The sentiment of the small growing into something big. Here in the hall down the road I was watching a movement of a few people swell into their hundreds; a little bird inspiring systems to change; small incremental adjustments opening a path forward for long term improvements.  This is how all change takes place. The inspiration is often from an idea or issue quite small in the beginning but then takes flight. In between hearing from all the volunteer teams from up and down the coast line I also thought about the adage “on a wing and a prayer”.  This phrase coined in World War II when a US pilot Hugh G Ashcraft had a wing of his plane lost in battle and the radio airwaves invited people to pray the plane and his pilot home safely and so they did. The difficult and dangerous relying on a community of love to bring him to ground in one piece.  The miracle is that people set their intention on the same goal and over-ride what might look inevitable if left to chance.

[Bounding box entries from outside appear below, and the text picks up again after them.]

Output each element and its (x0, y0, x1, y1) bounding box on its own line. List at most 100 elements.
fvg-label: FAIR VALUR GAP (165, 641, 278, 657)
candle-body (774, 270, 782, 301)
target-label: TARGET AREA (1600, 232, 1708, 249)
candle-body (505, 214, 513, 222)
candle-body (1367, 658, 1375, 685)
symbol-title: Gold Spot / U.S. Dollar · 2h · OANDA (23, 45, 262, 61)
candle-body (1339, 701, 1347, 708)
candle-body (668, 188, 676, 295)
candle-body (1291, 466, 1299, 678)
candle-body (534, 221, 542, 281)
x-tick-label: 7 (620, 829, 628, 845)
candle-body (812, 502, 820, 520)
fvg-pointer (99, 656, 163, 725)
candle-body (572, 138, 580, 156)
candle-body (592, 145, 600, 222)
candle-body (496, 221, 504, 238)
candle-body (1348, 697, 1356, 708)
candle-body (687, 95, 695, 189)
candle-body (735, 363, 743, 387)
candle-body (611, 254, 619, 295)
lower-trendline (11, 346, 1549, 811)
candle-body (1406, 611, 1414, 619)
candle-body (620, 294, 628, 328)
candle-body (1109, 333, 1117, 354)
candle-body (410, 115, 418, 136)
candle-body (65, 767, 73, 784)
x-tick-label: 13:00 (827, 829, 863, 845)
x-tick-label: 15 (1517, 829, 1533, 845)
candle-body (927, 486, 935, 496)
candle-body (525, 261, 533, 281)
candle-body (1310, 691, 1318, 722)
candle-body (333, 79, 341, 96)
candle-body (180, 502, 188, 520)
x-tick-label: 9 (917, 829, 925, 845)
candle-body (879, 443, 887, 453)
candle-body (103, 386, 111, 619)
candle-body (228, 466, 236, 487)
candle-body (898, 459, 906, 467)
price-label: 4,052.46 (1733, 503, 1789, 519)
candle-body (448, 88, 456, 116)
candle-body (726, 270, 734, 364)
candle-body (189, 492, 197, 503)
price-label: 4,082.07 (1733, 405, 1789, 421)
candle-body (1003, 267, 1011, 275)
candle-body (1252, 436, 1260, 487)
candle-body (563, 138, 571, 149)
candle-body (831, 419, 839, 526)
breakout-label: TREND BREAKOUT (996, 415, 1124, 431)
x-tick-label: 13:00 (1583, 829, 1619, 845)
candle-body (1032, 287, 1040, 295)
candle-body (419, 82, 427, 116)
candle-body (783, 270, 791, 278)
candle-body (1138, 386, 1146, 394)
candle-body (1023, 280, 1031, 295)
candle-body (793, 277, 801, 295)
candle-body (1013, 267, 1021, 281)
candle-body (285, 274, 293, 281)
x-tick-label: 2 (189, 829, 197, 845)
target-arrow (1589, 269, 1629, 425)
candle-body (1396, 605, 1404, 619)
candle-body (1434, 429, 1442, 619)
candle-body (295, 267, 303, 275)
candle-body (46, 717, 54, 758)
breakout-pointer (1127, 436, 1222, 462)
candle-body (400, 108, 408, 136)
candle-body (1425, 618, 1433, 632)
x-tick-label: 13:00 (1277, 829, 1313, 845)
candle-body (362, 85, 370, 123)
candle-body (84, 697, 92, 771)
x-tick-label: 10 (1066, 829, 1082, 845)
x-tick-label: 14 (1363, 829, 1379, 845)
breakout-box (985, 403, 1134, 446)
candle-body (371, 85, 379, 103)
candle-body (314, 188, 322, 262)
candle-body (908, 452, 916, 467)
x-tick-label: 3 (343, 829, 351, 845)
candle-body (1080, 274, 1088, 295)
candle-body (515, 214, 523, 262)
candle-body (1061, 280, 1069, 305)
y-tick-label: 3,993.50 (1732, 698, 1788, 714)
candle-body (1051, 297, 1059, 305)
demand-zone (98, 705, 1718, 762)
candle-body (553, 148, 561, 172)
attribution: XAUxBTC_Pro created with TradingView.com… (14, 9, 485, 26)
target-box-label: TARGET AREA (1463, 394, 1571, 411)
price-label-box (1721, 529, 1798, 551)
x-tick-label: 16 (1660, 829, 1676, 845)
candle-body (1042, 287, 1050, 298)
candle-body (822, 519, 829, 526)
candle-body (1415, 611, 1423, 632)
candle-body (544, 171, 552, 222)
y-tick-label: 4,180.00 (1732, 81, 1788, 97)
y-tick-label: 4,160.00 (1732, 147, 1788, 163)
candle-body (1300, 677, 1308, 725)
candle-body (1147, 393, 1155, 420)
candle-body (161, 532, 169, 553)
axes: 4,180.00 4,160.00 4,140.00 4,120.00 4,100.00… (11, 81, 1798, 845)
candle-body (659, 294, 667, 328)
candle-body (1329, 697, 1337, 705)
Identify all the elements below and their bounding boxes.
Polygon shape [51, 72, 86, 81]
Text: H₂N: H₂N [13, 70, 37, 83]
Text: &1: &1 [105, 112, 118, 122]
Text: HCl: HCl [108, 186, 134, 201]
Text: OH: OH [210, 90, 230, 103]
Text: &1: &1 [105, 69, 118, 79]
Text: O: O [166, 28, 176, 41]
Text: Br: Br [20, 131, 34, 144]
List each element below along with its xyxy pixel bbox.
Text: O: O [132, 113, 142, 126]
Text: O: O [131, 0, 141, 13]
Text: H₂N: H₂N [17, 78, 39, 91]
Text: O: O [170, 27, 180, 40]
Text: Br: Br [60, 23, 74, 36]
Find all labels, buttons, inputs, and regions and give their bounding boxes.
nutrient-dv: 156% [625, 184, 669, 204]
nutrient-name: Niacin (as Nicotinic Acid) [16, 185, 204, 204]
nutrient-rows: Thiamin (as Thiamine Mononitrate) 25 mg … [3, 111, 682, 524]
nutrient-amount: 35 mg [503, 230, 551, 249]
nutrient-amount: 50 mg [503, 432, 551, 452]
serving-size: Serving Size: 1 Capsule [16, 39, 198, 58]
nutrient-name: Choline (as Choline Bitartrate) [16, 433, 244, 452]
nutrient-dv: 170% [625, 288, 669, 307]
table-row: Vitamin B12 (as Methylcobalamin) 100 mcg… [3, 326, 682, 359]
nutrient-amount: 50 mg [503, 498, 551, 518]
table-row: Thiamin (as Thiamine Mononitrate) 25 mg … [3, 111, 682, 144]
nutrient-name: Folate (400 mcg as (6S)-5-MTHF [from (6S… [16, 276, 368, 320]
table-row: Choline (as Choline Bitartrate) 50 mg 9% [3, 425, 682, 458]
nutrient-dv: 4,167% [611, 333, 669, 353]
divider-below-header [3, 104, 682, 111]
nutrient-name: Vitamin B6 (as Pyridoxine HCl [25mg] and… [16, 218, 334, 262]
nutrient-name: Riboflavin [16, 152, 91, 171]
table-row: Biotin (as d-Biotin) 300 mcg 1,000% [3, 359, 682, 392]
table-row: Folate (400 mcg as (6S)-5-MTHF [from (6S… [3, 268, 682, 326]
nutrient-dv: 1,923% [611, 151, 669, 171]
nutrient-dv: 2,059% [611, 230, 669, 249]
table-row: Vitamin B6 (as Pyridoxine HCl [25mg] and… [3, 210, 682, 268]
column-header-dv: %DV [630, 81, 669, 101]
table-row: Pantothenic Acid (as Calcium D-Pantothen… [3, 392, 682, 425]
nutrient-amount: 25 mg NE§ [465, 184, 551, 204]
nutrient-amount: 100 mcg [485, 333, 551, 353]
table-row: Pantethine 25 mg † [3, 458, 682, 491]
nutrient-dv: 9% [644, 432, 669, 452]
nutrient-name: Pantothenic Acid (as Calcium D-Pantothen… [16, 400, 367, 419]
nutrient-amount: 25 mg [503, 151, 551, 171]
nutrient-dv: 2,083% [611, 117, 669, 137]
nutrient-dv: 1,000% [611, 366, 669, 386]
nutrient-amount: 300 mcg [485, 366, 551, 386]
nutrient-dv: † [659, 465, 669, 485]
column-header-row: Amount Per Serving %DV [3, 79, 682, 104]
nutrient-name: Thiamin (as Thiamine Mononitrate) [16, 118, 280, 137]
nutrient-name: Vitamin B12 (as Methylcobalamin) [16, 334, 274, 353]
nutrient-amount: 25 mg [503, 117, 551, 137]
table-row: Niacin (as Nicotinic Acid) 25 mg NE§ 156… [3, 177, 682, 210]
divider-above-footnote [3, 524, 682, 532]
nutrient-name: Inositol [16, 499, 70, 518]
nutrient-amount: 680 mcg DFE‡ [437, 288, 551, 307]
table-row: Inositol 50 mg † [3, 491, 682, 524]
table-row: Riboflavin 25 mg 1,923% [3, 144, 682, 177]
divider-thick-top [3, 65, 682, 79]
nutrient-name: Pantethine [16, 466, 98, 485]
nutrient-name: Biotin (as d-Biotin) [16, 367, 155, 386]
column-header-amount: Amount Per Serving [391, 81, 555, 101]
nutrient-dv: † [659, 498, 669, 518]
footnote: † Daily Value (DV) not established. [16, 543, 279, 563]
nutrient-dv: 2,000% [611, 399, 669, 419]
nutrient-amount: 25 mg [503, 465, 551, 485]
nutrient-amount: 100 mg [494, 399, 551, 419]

We need a wing and a prayer more than ever as we face the threats and our own mortal danger of climate. Only through the mycelium of movements working together will be get out of the trouble we are in. I am full of hope we can get there with concerted, compassionate efforts pulling together and the acts of all the plover lovers is an instruction book. Add in a dash of mycelium and I think we have all we need.

Then we have our own predators to worry about – the ones who get in the way, our own fears and inertia, systems that are unresponsive or broken. I find myself in this predatory environment and wondering what of the techniques being used to save the hooded plover that can be deployed with predator management.  The lovely, cuddly spaniel that sniffs outs fox dens are needed in my efforts as well. Well trained creatures who can get across a lot of ground and let their handlers know what dens are active and which ones need to be fumigated to mitigate settlement of a family of thoughts.  The fox dens are everywhere in this landscape and they too should be a message to us about how dangerous ideas come to live among us and then come out into the open under the cover of darkness. Sadly I am seeing a few foxes roam around in the day time.

I am not in the business of fumigation but am relying on the skill sets of others, while I go about doing what I can to build community strong mycelium for good.